The second article, by Lars Coenen and Kevin Morgan, is based on the annual Aadel Brun Tschudi Lecture in Human Geography in 2018, which was delivered by Lars Coenen. The third article, which is by Bjørn Terje Asheim, is on economic geography at UiO. His contribution stems from his involvement in one of human geography’s 100-years celebrations at the university. Asheim was for many years employed at UiO and in charge of the subdiscipline economic geography. In the fourth article, Elisabeth Gulløy, a doctoral student at the Department of Sociology and Human Geography, discusses the role that young teenagers’ participation in organized leisure activities plays in their emotional place relations. Her article is based on quantitative surveys conducted by the Norwegian Social Research Institute (NOVA) in an industrial area of southern Norway. Lastly, the article by Kirsten Ulsrud in this special issue on issues in human geography at the University of Oslo is about her research on and experiences of solar power. She is the main author of a book on solar power in Africa, mainly in Senegal, and was in charge of a group of scholars from Africa and Asia who researched the challenges and opportunities relating to using solar power as an energy source for mini-grids in remote rural areas.

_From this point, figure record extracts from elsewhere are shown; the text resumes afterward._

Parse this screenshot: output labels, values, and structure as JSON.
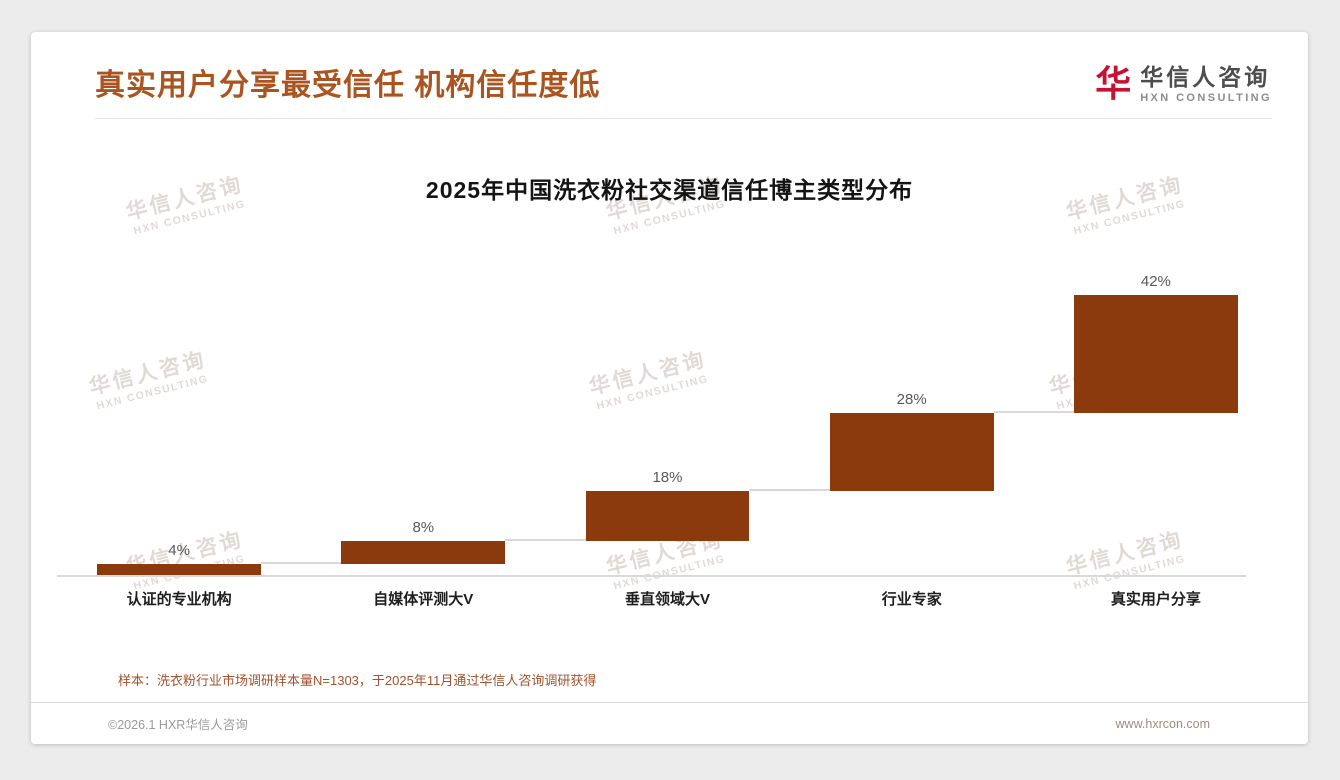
{
  "header": {
    "title": "真实用户分享最受信任 机构信任度低",
    "logo": {
      "mark": "华",
      "name": "华信人咨询",
      "subtitle": "HXN CONSULTING"
    }
  },
  "chart_data": {
    "type": "bar",
    "variant": "waterfall-steps",
    "title": "2025年中国洗衣粉社交渠道信任博主类型分布",
    "categories": [
      "认证的专业机构",
      "自媒体评测大V",
      "垂直领域大V",
      "行业专家",
      "真实用户分享"
    ],
    "values": [
      4,
      8,
      18,
      28,
      42
    ],
    "value_labels": [
      "4%",
      "8%",
      "18%",
      "28%",
      "42%"
    ],
    "cumulative_starts": [
      0,
      4,
      12,
      30,
      58
    ],
    "ylim": [
      0,
      100
    ],
    "bar_color": "#8B3A0E",
    "connector_color": "#d9d9d9",
    "grid": false,
    "legend": "none"
  },
  "footnote": "样本：洗衣粉行业市场调研样本量N=1303，于2025年11月通过华信人咨询调研获得",
  "footer": {
    "left": "©2026.1 HXR华信人咨询",
    "right": "www.hxrcon.com"
  },
  "watermark": {
    "line1": "华信人咨询",
    "line2": "HXN CONSULTING"
  }
}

This special issue of Norsk Geografisk Tidsskrift–Norwegian Journal of Geography also includes two reviews of doctoral theses by students of human geography at UiO. First, Ingvild Jøranli’s thesis, reviewed by Arne Isaksen, Brita Hermelin and Hege Merete Knutsen, is about labour markets and how firms learn. Second, Karina Standal’s thesis, reviewed by Bjørnar Sæther, deals with the consequences of the introduction of solar power in rural India.

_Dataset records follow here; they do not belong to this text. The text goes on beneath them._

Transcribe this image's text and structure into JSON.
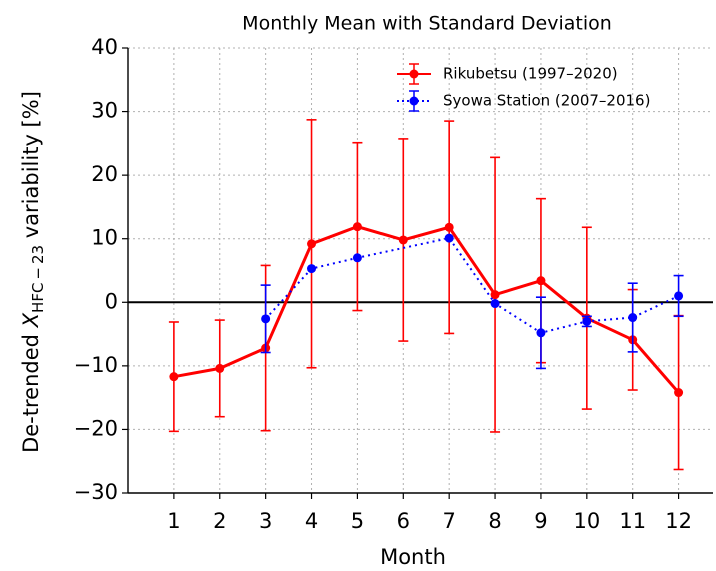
{
  "chart_data": {
    "type": "errorbar-line",
    "title": "Monthly Mean with Standard Deviation",
    "xlabel": "Month",
    "ylabel": {
      "prefix": "De-trended ",
      "symbol": "X",
      "subscript": "HFC − 23",
      "suffix": " variability [%]"
    },
    "xlim": [
      0,
      12.75
    ],
    "xticks": [
      1,
      2,
      3,
      4,
      5,
      6,
      7,
      8,
      9,
      10,
      11,
      12
    ],
    "ylim": [
      -30,
      40
    ],
    "yticks": [
      {
        "value": -30,
        "label": "−30"
      },
      {
        "value": -20,
        "label": "−20"
      },
      {
        "value": -10,
        "label": "−10"
      },
      0,
      10,
      20,
      30,
      40
    ],
    "grid": true,
    "legend": "upper right",
    "series": [
      {
        "name": "Rikubetsu (1997–2020)",
        "color": "#ff0000",
        "linestyle": "solid",
        "x": [
          1,
          2,
          3,
          4,
          5,
          6,
          7,
          8,
          9,
          10,
          11,
          12
        ],
        "values": [
          -11.7,
          -10.4,
          -7.2,
          9.2,
          11.9,
          9.8,
          11.8,
          1.2,
          3.4,
          -2.5,
          -5.9,
          -14.2
        ],
        "errors": [
          8.6,
          7.6,
          13,
          19.5,
          13.2,
          15.9,
          16.7,
          21.6,
          12.9,
          14.3,
          7.9,
          12.1
        ]
      },
      {
        "name": "Syowa Station (2007–2016)",
        "color": "#0000ff",
        "linestyle": "dotted",
        "x": [
          3,
          4,
          5,
          7,
          8,
          9,
          10,
          11,
          12
        ],
        "values": [
          -2.6,
          5.3,
          7.0,
          10.1,
          -0.2,
          -4.8,
          -3.0,
          -2.4,
          1.0
        ],
        "errors": [
          5.3,
          null,
          null,
          null,
          null,
          5.6,
          0.8,
          5.4,
          3.2
        ]
      }
    ]
  }
}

In addition, this special issue of Norsk Geografisk Tidsskrift–Norwegian Journal of Geography contains my reviews of four books written or edited by staff at the Department of Sociology and Human Geography at UiO. The books include a co-authored textbook by Karen O’Brien on climate change, which will for many years to come be extremely valued as the main student text on both the physical and the societal part of the subject. The textbook on sustainability and sustainable development, edited by Andrea J. Nightingale, should be perfect for students’ learning and debates. Eric Hiariej and Kristian Stokke’s co-edited book on citizenship in Indonesia is a good case study of political geography and a very useful and interesting book.

It should be noted that this special issue of Norsk Geografisk Tidsskrift–Norwegian Journal of Geography on human geography at the University of Oslo does not cover current research and teaching on other themes. The two main fields, in addition to environment and climate change consequences, and economic geography and labour, are urban geography with a focus in research on Norway, especially Oslo, and political and development geography, which mainly deals with the Global South.

Notes

1 The information relating to Tschudi in this section was gained from guest editor’s personal communication with her in the period 1973–1980.

References

  • Hesselberg, J. 1982. Aadel Brun Tschudis bibliografi. Norsk Geografisk Tidsskrift 36(1), 5–7. doi: 10.1080/00291958208621946
  • Hesselberg, J. 1983. Reflections on the work of Aadel Brun Tschudi. Buttimer, A. (ed.) The Practice of Geography, 42–43. Longman: London.
  • Hesselberg, J. 2017. Human and physical geography – 100 years as departments at the University of Oslo. Norsk Geografisk TidsskriftNorwegian Journal of Geography 71(5), 317–318. doi: 10.1080/00291951.2017.1389981
  • Myklebost, H. 1982. Aadel Brun Tschudi. Norsk Geografisk Tidsskrift 36(1), 1–4. doi: 10.1080/00291958208621945
  • Tschudi, A.B. 1935. Avfolkningen av Vest-Agder og nedlegning av heiegardene, særlig i Sør-Audnedal og Spangereid. Norsk Geografisk Tidsskrift 5(4), 207–248. doi: 10.1080/00291953508542681
  • Tshudi, A.B. 1983. Worlds apart. Buttimer, A. (ed.) The Practice of Geography, 35–42. London: Longman.